Since the beginning of the second Intifada in 2000, American journalists and government officials have regularity raised the alarm about the disturbing rise of anti-Semitism across Western Europe. Incidents between 2000 to 2006 - ranging from verbal insults ("Heil Hitler") at soccer matches in Belgium, the Netherlands, and Spain, to the bombing of synagogues, Jewish community centers, and schools in Toulon and Gagny, France and from physical attacks on Jewish youths in Belgium and France to symbolic aggression (anti-Semitic graffiti) in Jewish graveyards across Europe - have prompted American public figures to label entire countries as anti-Semitic and to condemn their governments and citizens because of the violent actions of a few.
As worrying as these incidents are, many commentators have leapt to facile comparisons between historical European anti-Semitism and the anti-Semitism of today rather than acknowledging and addressing the multiple causes behind this latest rise of violence. As a result, the average American is left with a poor grasp of the socio-political turmoil that has fueled the latest demonstration of hatred against Jews within Western Europe and is less equipped to respond to its consequences.
Remarks that compare the situation of Western Europe's Jews today and the situation of Western Europe's Jews in the 1930s serve only to heighten fears of Jews around the world rather than to disseminate contemporary realities. It must be stressed that the Europe of today is not the Europe of 1933. No contemporary European government condones these acts of anti-Semitism. There are no state-sponsored mobs chasing Jews through the streets shouting anti-Semitic slurs or inflicting brutal beatings. It is, in fact, because of the work of European watchdog groups that a more thorough understanding of the current situation is possible.
The recent wave of anti-Semitic acts in Europe has instead been primarily perpetrated by groups of young men of Arabic-Islamic origins whose ties to their larger immigrant communities vary in degree. (There are exceptions to this pattern in certain countries, including Sweden and Austria where anti-Semitic violence is carried out primarily by those on the extreme right, but those examples are incidental to the general trend.) Often marginalised within general society, lacking a sense of ethnic or cultural identity, and heavily influenced by the images of Israeli-Palestinian conflict on their television screens, these young men take to the streets committing violent acts against Jews and Jewish property in the name of the Palestinian struggle. Rather than using their deep-seated frustration as an impetus to push for equal rights on their own soil, these men chose instead to publicly vent their misapprehension of their own situation by striking out against their Jewish neighbours, who they mistakenly view to be at the root of their problems.
Unfortunately, the complexities of the situation have been too often ignored or reduced to a facile black and white narrative by the Bush White House and other influential figures in American public life. In 2006, the Bush Administration appointed Gregg Rickman as Special Envoy for Monitoring and Combating Anti-Semitism in response to the recent rise of anti-Semitic acts world-wide.

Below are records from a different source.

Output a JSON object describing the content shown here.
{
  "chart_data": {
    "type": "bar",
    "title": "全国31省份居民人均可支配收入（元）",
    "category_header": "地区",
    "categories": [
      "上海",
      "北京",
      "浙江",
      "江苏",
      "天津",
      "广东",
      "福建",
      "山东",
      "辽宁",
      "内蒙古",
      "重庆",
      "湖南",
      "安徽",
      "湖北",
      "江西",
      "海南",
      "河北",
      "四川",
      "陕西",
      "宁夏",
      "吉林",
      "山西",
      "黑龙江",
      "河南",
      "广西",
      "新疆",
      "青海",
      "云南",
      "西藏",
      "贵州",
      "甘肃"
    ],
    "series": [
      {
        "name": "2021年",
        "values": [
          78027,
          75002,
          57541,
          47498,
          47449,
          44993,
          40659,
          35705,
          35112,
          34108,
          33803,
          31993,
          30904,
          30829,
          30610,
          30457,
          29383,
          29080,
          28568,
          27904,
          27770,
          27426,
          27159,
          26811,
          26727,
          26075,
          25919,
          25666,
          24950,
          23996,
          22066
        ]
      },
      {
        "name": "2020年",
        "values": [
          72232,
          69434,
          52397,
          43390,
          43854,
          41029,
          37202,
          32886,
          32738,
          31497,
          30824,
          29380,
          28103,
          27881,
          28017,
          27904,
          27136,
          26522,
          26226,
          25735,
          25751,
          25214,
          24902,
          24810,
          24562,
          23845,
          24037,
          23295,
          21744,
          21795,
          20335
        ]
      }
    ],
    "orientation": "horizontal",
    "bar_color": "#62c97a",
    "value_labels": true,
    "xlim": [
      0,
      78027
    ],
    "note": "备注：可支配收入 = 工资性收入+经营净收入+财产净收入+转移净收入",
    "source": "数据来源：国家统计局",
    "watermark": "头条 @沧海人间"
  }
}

Coming on the heels of the sharp rise in anti-Semitic acts and rhetoric throughout Europe, this move was seen as a significant step forward towards clamping down on anti-Jewish violence and demonstrating support for European governments who were attempting to deal with reoccurring problem of anti-Semitism within their borders. Despite dramatic condemnations of anti-Semitism by American officials, however, support for American-European initiatives aimed at reducing the levels of anti-Jewish hatred and rhetoric has weakened and there have been few large-scale efforts to demonstrate a deeper understanding of the current issues at play.
To be sure, a rise in anti-Semitic acts is serious and distressing but if the media and American government officials continue to raise the spectre of the anti-Semitism of the 1930s when addressing the Western European anti-Semitism of today and insist on reflexively accusing Western European governments and all of their citizens of anti-Semitism, our efforts to combat this complex hatred will be, at the very least, ineffective. Deeper dynamics are at work here.
As the United States prepares to welcome a new president to the White House, it is essential that the Obama administration not only renews support for organisations that are committed to the eradication of anti-Semitism, but that it also places great emphasis on the importance of understanding the inherent complexities of contemporary European anti-Semitism. It is my hope that the President, along with other influential figures, will realise that it is only with a more complete and nuanced understanding of today's reality, in all its complexities, that the anti-Semitism we so abhor has a chance of being relegated to the history books.